– Я управлял этим кораблем, – сказал Эйрик, – он… он не механизм. Когда он движется, он… он не преобразует посторонние кванты. Они… они становятся его частью. Он преобразует себя. Как харит.
Краем глаза Эйрик заметил молодого Трастамару. Тот выглядел куда более напуганным, чем когда их взяли в плен.
– Интересная мысль, – сказал принц Севир. – Очень интересная. Ты не задумывался, Эйрик, как давно человечество не совершало открытий? Я имею в виду не мелкие усовершенствования, новейшую щетку для полировки клешней крийнов и прочие вещи – а глобальные открытия?
– Нет.
– В космосе много рас. Почему империя, которая была создана, это империя человечества? Почему остальные в ней на правах подданных? А? Барры сильнее. Крийны многочисленней.
– Люди были первыми.
– Неправда. Когда человечество вышло в космос на гиператомных двигателях, у Таиров уже были двигатели, которые люди используют до сих пор и называют двигателем Нессиса.
– Тогда не знаю.
– Люди – лучшие изобретатели. Их разум всегда был ухватистей. Люди тут же освоили двигатели Таиров и тут же усовершенствовали, добавили базовый стабилизатор, который позволял кораблям появляться из гипера с точностью до трех тысяч километров. С тех пор корабли так и ходят. Есть единственная раса, которая вполне может сравниться с людьми в быстроте интеллектуального отклика. Это локры. Но у локров есть существенный минус. Два-три месяца в году они безумны. Трудно построить государство, если во главе его кто-то, кто временами сходит с ума.
Принц Севир улыбнулся.
– Именно это и испугало людей, когда они встретили харитов. Дело было не в чуждом облике. И не в ожившем кошмаре из старинных легенд о двойниках и подкидышах в колыбелях. Дело было в несоизмеримости разума. Не то чтоб хариты были умнее. Вовсе нет. Наоборот, к этому времени их цивилизация интеллектуально зашла в тупик. Их способ познания мира исчерпал себя так же, как способ познания мира, свойственный людям. Но эти два способа были совершенно разные. Они не пересекались. И люди этого испугались.
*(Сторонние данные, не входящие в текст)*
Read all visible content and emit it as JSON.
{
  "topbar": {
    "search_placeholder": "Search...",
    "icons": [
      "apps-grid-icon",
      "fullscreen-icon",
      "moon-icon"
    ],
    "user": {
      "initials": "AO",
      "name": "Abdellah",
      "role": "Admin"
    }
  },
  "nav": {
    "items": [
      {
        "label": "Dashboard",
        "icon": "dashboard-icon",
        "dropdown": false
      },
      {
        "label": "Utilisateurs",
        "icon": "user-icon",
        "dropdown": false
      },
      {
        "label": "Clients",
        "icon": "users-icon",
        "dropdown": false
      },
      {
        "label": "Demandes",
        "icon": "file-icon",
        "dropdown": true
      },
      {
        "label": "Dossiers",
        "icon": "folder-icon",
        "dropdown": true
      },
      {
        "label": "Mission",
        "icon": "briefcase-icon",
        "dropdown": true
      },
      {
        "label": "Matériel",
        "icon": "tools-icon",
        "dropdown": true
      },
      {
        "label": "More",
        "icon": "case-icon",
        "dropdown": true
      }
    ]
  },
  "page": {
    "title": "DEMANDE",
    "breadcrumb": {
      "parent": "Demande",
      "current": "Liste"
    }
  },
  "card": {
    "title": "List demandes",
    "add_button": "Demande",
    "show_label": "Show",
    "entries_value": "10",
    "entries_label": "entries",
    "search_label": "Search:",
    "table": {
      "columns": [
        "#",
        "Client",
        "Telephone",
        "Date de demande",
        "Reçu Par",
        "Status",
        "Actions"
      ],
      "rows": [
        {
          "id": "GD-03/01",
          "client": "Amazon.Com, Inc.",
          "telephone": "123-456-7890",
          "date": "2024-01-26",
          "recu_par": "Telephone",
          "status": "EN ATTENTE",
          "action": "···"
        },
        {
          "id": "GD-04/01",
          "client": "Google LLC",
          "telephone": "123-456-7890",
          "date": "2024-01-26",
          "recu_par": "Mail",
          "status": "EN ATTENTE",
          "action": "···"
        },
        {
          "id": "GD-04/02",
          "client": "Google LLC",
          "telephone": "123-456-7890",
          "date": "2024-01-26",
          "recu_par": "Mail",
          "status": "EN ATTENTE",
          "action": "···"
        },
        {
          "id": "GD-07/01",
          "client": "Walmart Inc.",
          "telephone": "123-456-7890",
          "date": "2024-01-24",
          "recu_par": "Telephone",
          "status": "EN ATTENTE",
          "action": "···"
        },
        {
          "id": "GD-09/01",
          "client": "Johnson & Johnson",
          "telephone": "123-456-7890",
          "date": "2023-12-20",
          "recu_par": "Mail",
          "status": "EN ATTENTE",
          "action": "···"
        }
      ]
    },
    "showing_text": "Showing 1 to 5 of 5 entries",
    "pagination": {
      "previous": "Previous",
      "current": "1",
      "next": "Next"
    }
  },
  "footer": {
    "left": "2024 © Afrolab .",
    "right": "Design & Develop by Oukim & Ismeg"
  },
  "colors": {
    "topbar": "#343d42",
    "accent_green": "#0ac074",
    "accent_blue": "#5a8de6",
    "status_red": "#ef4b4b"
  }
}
– Вам видней, принц, – горько сказал ван Эрлик.
– А бояться не стоило. Ибо если в мире есть бог, общий для рас и разумов, то он создал людей и харитов друг для друга, как он создал в свое время мужчину и женщину. Человеческая цивилизация застыла. Она больше не заглядывает за грань вечности. Она строит дворцы и игрушки. Чтобы наши знания двинулись вдаль, необходим синтез двух знаний. Двух цивилизаций. Двух рас.
– Этот синтез касается только звездолетов? – спросил Эйрик.
– О чем ты, Эйрик?
– Всю жизнь я полагал, что хариты не могут создать машину. Всю жизнь я полагал, что харит не может в точности изображать человека. Сегодня мне показали, что первое неверно. Стоит ли думать, что второе – тоже неверно?
– Что навело тебя на эту мысль?
– Этот корабль создали хариты. Я, Эйрик ван Эрлик, не вижу харитов среди руководителей проекта. Значит, я не вижу очевидного. Я размышлял о том, почему мне сохранили жизнь, и пришел к выводу, что мы знакомы.
Невысокий толстяк в летном комбинезоне, топорщащемся на животе, с жесткими карими глазами навыкате помолчал, словно собираясь с мыслями.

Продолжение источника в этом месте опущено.